Sex is just about as basic a human need as food and shelter. You don't need ample amount of research (which there is) on the almost necessity of it. And the negative physical and psychological affects because of the lack of it, especially it is over an extended period of time. This has been known all through the history of mankind.
But it is also increasingly merit based. Some people don't have the looks, or personality. Some are weird. Some are just nasty. But when it comes to right, the liberal order does not discriminate based on any of those. Here is
Ross Douthat in a thoughtful and thought provoking piece (as is almost always the case with his writings)

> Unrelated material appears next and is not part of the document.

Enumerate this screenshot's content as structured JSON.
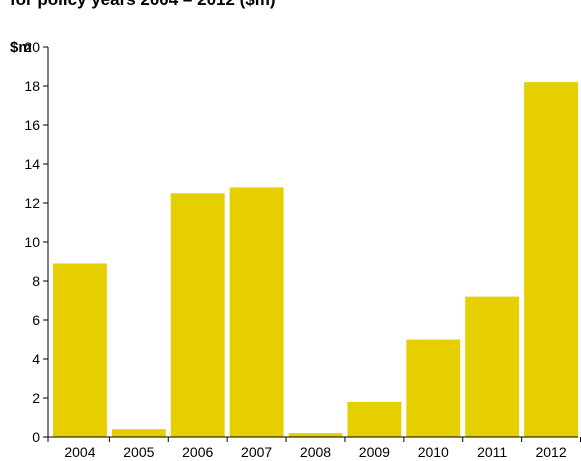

"because like other forms of neoliberal deregulation the sexual revolution created new winners and losers, new hierarchies to replace the old ones, privileging the beautiful and rich and socially adept in new ways and relegating others to new forms of loneliness and frustration."
The piece has so many interesting points. But to take the last one...when prostitution / sex work becomes legal (which is a matter of when only), it is almost inevitable that there would be demands that the society subsidize the access to it for those who are otherwise unable to afford it. Same goes for tech, the virtual sex, the robots and all. Considering how we as a society define rights, it is hard to argue against such a right on the face of it.
"and at a certain point, without anyone formally debating the idea of a right to sex, right-thinking people will simply come to agree that some such right exists, and that it makes sense to look to some combination of changed laws, new technologies and evolved mores to fulfill it.
Whether sex workers and sex robots can actually deliver real fulfillment is another matter. But that they will eventually be asked to do it, in service to a redistributive goal that for now still seems creepy or misogynist or radical, feels pretty much inevitable."